While the breeders, stallion and jockey’s Championships are pretty much in the bag for this year, there is a very tight battle for the laurels on the National Trainers log. For the first time, Charles Laird has pulled himself to the front, following victories in the continents richest race, the Gomma Gomma Challenge and the continent’s most prestigious race, the Vodacom July, as well as second in the J&B Met (so he’s excelled in all of the Big Three). It’s a great compliment to Charles Laird and his team that he heads the list ahead of two of the best trainers South Africa has ever produced, both champions in Mike de Kock and Geoff Woodruff.
There’s not a great deal in it (Charles leads by R200 000 odd), and it’s going to go all the way to the wire, with ten days of the racing year left, to decide whose going to be “King”.
Speaking to Charles last week, while recognizing the magnitude of where he is right now, he did say that his horses were in programmes and he would not be loading his entries any more than usual, in his attempt to hold onto his lead. Noble words from a man who hasn’t known the meaning of “Champion” yet – perhaps he should try it first to see what it feels like!
The three of them traded punches over the weekend, and as one popped up with another winner, so one of the others would retaliate with one of their own, and so it seems that the Championship races on Dubai Racing Carnival Champions Day this weekend will probably be the determining factor.
Our people at Summerhill know the agony of the last minute charge by a rival only too well, as we had spent the last six weeks of the 2004 season exchanging blows with Maine Chance, who grabbed the lead back from us on each of six successive weekends, after we’d managed to wrest it from them in mid-week.
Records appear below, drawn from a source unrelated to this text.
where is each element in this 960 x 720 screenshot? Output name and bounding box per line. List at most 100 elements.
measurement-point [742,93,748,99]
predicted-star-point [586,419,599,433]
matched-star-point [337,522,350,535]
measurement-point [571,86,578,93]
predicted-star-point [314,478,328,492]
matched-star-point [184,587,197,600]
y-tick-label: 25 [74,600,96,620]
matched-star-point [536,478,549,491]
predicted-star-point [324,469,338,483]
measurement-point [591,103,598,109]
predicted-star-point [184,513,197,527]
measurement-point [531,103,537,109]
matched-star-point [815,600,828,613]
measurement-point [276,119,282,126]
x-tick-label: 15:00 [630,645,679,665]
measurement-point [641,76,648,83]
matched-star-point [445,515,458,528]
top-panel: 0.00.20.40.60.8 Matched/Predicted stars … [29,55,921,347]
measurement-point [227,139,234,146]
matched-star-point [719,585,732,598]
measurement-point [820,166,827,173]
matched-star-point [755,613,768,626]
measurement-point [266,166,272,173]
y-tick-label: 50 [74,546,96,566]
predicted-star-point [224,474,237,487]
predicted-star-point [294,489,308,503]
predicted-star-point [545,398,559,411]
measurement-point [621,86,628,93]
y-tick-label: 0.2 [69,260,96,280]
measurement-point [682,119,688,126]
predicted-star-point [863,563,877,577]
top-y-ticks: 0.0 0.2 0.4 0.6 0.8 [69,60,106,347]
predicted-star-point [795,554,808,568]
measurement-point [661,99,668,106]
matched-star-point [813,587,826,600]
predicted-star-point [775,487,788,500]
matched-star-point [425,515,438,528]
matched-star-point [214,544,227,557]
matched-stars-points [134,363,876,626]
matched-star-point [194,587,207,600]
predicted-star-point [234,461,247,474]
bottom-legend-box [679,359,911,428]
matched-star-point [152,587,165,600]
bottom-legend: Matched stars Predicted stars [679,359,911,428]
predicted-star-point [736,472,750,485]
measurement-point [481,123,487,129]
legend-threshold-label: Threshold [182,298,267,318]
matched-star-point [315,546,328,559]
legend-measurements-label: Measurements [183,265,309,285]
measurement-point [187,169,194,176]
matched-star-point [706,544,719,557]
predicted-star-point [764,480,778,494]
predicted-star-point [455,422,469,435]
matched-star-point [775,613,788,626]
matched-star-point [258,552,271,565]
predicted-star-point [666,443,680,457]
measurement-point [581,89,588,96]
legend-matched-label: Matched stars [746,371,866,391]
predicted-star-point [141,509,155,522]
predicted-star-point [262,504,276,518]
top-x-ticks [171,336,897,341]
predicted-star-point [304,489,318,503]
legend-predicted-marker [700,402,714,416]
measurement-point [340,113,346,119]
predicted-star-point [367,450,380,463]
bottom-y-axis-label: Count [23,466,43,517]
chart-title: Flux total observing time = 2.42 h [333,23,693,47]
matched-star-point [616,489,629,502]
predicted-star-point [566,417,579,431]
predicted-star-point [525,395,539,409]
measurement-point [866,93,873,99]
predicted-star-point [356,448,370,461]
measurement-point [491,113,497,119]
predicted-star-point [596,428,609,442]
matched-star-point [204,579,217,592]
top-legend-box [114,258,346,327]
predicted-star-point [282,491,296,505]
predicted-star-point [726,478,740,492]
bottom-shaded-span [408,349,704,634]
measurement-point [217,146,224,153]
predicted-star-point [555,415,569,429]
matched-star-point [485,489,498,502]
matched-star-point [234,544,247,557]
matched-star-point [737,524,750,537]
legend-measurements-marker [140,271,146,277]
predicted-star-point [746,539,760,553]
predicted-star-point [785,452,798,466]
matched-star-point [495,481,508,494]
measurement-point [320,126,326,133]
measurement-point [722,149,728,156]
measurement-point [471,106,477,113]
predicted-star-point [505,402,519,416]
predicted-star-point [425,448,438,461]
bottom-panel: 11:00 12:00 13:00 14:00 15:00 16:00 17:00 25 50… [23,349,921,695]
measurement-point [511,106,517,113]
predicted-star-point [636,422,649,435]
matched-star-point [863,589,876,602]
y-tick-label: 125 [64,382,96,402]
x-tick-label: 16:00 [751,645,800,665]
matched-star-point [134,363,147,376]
That’s how tight it was, and in the end, it went right to the last race on the last day of the calendar (which was Champions Day). Two Summerhill graduates, Royal Emblem and Fez ( the latter bred and raised at Summerhill for the Kjell Foundation) took out the Thekwini and Premiers Champion Juvenile Stakes (both Grade One’s) respectively, and we held a slender R180 000 lead going into the Champions Cup itself. That’s where Maine Chance struck with Gary Alexander’s James Jaguar, taking the title for the 7th or 8th time, but this time (and for the first time) since ownership of that famous nursery had changed hands. In that year, Dr Andreas Jacobs of Jacobs coffee fame had acquired the operation and its name, so his acquisition was instantly gratified with a Breeder’s Championship in what has become the most intensely competitive premiership in international racing.
For what it’s worth, until that time, the Championship had only been held by five entities in all of history, with only Birch Bros, Koster Bros, D Cohen and Sons, Highlands Farms and Maine Chance among its holders.
The momentum which had seen Summerhill produce a record number of Feature race winners in 2003 and our second place in 2004, eventually culminated in glory in 2005, and 2006, and now with a lead of close to R6 million, it’s both technically and practically impossible for anyone to catch us before this year ends on the 31st July.
It’s time for us to remember how fortunate we are to be in this position. More on that when it becomes a reality. There should be no crowing before the singing!